There’s a lot more than just the t-linehead missing. All the “t” class IDs are stripped, and other markup too, eg t-byline. All this is meaningful and should be preserved. And this is why standoff properties are such a good idea!
There’s two issues at stake here. First, we need to preserve the integrity of the text metadata. second, we need to have the text in a form that is useful. Too much metadata make it basically unreadable.
One of the problems is that of overlapping hierarchies, i.e. the t line numbers don’t correspond with the segments. Again, this is precisely the problem that standoff properties aim to solve.
It seems to me there are two approaches to solving this.
Use standoff properties. Take the metadata (or most of it) out of the file, and keep it in a separate file. The location of the tags is kept in JSON, which notes the segment number and glyph number.
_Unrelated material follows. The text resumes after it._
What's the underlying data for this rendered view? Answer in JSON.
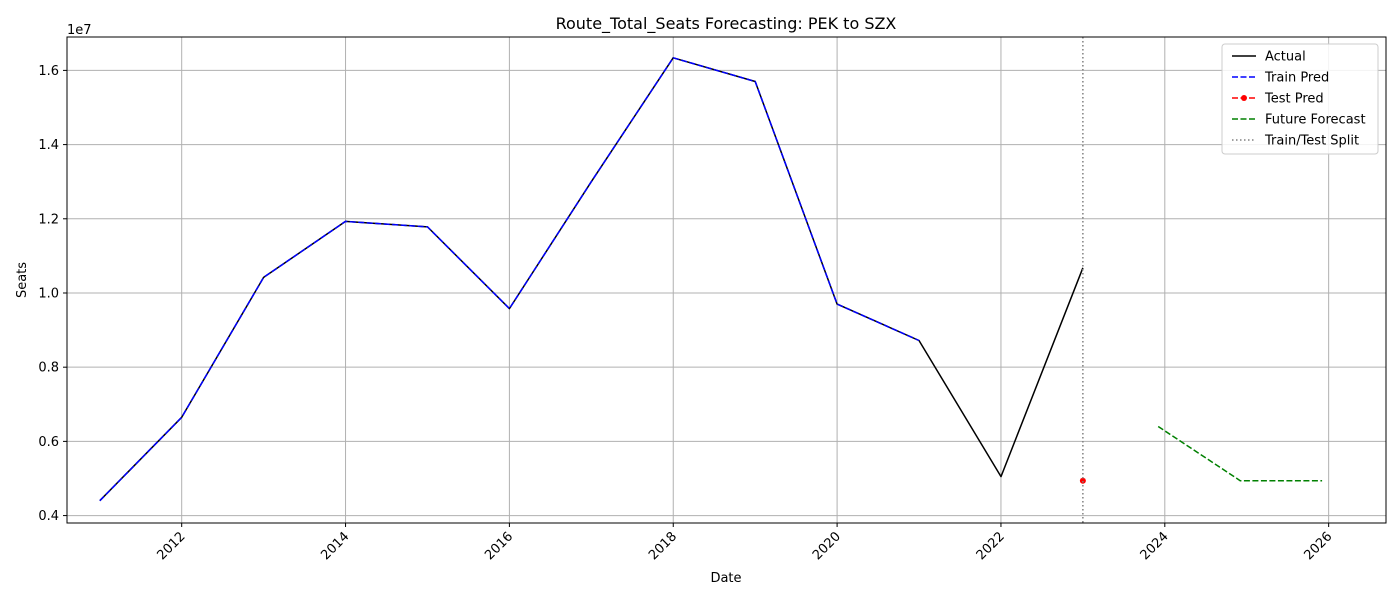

Make two separate versions, both of which are segmented the same way. In one, the metadata is kept complete. In the second, the metadata is stripped. The second one is used for the translation. Before publishing, the translated segments are merged back into the first one.
The first solution is more elegant, but I could not say which is easier.
One problem with the second option is that it keeps the metadata tied to the original Chinese text. There’s no trivial way, so far as I can see, to then associate a particular segment of the translated text with a line number, unless you’re using the two-language view. Ideally, however, the metadata should be independent. You should be able to say, what is the translation of line so and so? Obviously, the tags cannot be inserted precisely per glyph as they are in the original, but they can be done per segment.
Anyway, please have a think about this, it will take some time to get it right.